Wie wandelen zegt, zegt Oostenrijk. En wie Tirol zegt, denkt aan koebellen, grote pinten en regen. Maar zijn al die clichés waar, of verbergen de Alpen andere charmes? Met een stevige rugzak beginnen we aan een vijfdaagse huttentocht langs de Groene Ring.

Met een klein hartje begin ik aan de klim van de parking in Zürs naar de Ravensburger Hütte. Ben ik hier wel klaar voor? Kan ik wel dagenlang stappen met een rugzak, hoe licht gepakt ook? Boven de bergtoppen pakken dreigende wolken zich samen: als we de hut droog willen halen, moeten we doorstappen. Niet zeuren dus, en klimmen. Overal schieten, luid fluitend, marmotten weg en wringen hun dikke poep in hun hol. In een oude zetel van een skilift rusten we even uit, maar rustiger word ik niet. Een bordje waarschuwt ervoor dat we vanaf hier alpien gebied binnenlopen, waar enige ervaring en een goede uitrusting vereist zijn. Om de hoek kruist ons smalle pad een steile gruishelling. Slik. Gelukkig ligt er nog sneeuw; dat is weliswaar niet veiliger, maar het voelt wel zo — misschien omdat het me aan skiën doet denken. Toch is het met verhoogde hartslag dat ik de hut bereik. Meteen valt de spanning van me af: de beslotenheid, de eenvoud en de strakke regels van de berghut geven me een veilig gevoel. We spreiden onze lakenzakjes in het lager en flipfloppen naar de bar. Honger. Dorst. Moe. Hier blijven alleen de basisbekommernissen over: eten, slapen, wandelen. En in een hut valt weinig te kiezen: de pot schaft Bergsteigeressen en om tien uur gaat het licht uit voor de Huttenrühe. Zo simpel is dat. Je geest ontspant zich vanzelf. Misschien schuilt daarin wel het geheim van de bergen: het leven is hier bedrieglijk eenvoudig.

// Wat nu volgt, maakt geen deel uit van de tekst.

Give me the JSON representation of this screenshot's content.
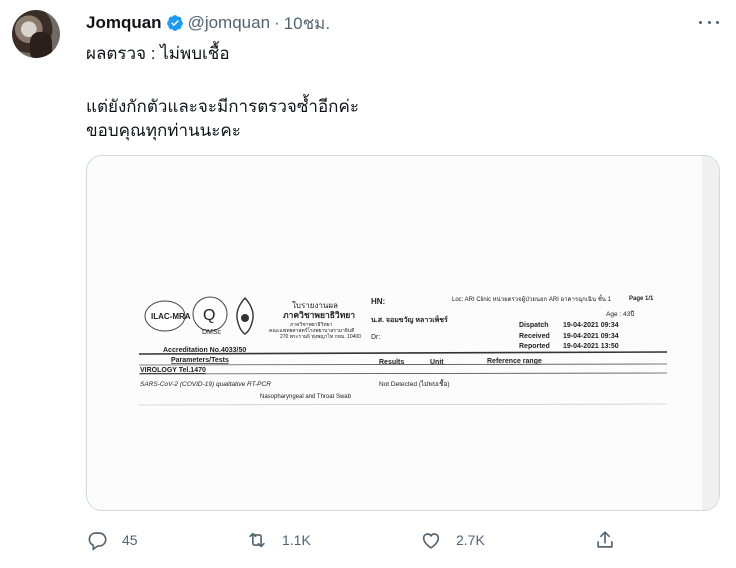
{
  "tweet": {
    "display_name": "Jomquan",
    "handle": "@jomquan",
    "separator": "·",
    "time": "10ชม.",
    "lines": [
      "ผลตรวจ : ไม่พบเชื้อ",
      "แต่ยังกักตัวและจะมีการตรวจซ้ำอีกค่ะ",
      "ขอบคุณทุกท่านนะคะ"
    ]
  },
  "report": {
    "hospital_title_1": "ใบรายงานผล",
    "hospital_title_2": "ภาควิชาพยาธิวิทยา",
    "address_1": "ภาควิชาพยาธิวิทยา",
    "address_2": "คณะแพทยศาสตร์โรงพยาบาลรามาธิบดี",
    "address_3": "270 พระราม6 ทุ่งพญาไท กทม. 10400",
    "logo_1": "ILAC-MRA",
    "logo_2": "Q",
    "logo_2_sub": "DMSc",
    "hn_label": "HN:",
    "loc": "Loc: ARI Clinic หน่วยตรวจผู้ป่วยนอก ARI อาคารฉุกเฉิน ชั้น 1",
    "page": "Page 1/1",
    "age": "Age :  43ปี",
    "patient": "น.ส. จอมขวัญ หลาวเพ็ชร์",
    "dr_label": "Dr:",
    "dispatch_label": "Dispatch",
    "dispatch_value": "19-04-2021 09:34",
    "received_label": "Received",
    "received_value": "19-04-2021 09:34",
    "reported_label": "Reported",
    "reported_value": "19-04-2021 13:50",
    "accreditation": "Accreditation No.4033/50",
    "col_params": "Parameters/Tests",
    "col_results": "Results",
    "col_unit": "Unit",
    "col_ref": "Reference range",
    "section": "VIROLOGY  Tel.1470",
    "test_name": "SARS-CoV-2 (COVID-19) qualitative RT-PCR",
    "test_result": "Not Detected (ไม่พบเชื้อ)",
    "specimen": "Nasopharyngeal and Throat Swab"
  },
  "actions": {
    "reply_count": "45",
    "retweet_count": "1.1K",
    "like_count": "2.7K"
  },
  "icons": {
    "verified": "verified-badge-icon",
    "reply": "reply-icon",
    "retweet": "retweet-icon",
    "like": "heart-icon",
    "share": "share-icon",
    "more": "more-icon"
  },
  "colors": {
    "verified_blue": "#1d9bf0",
    "secondary_text": "#536471",
    "border": "#cfd9de"
  }
}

Bij zonsopgang vertrekken we naar de Freiburgerhütte: we kozen deze richting om steile afdalingen te vermijden, maar een blik op de kaart doet me vermoeden dat ik ook bij het stijgen ga piepen. Absturtzgefahr is geen woord dat ik bij mijn ontbijt wil lezen en op Trittsicherheit en Schwindelfreiheit heb ik het voor mijn eerste koffie ook al niet zo begrepen. Maar bij een doorgaande trektocht is je motivatie net iets groter, al is er —gelukkig— vrijwel altijd een alternatief als de geplande route te moeilijk blijkt. Mijn instinct blijkt te kloppen. Halfweg de klim naar de Gehrengrat slaat de paniek toe. Nochtans is het een bescheiden helling: een stel lokale tieners huppelt relaxed naar beneden. Ik zie alleen het gapende gat. Als ik daar in val… ‘Er is geen reden om te vallen, tenzij uit angst. Dus voor je paniek weg is, beweeg je niet meer. Daarna kijk je enkel naar het pad en zet je je voeten waar ik de mijne zet. Als je toch wil opkijken, stop je eerst. Begrepen?’ Zo halen we, voetje voor voetje, de graat. Eenmaal boven wijkt de paniek voor een immens gevoel van blijdschap. Ah! Niets dat zo lekker smaakt als je eigen angst overwinnen. Tenzij een nutbar misschien, want mijn knikkende knieën vragen om snelle suikers. Als beloning wacht ons het karst-landschap van het Steinerne Meer; terwijl we lekker picknicken op één van de grote rotsblokken, huppen in de verte steenbokken moeiteloos de helling op en af. Pfff. Om vier poten kan ik het ook.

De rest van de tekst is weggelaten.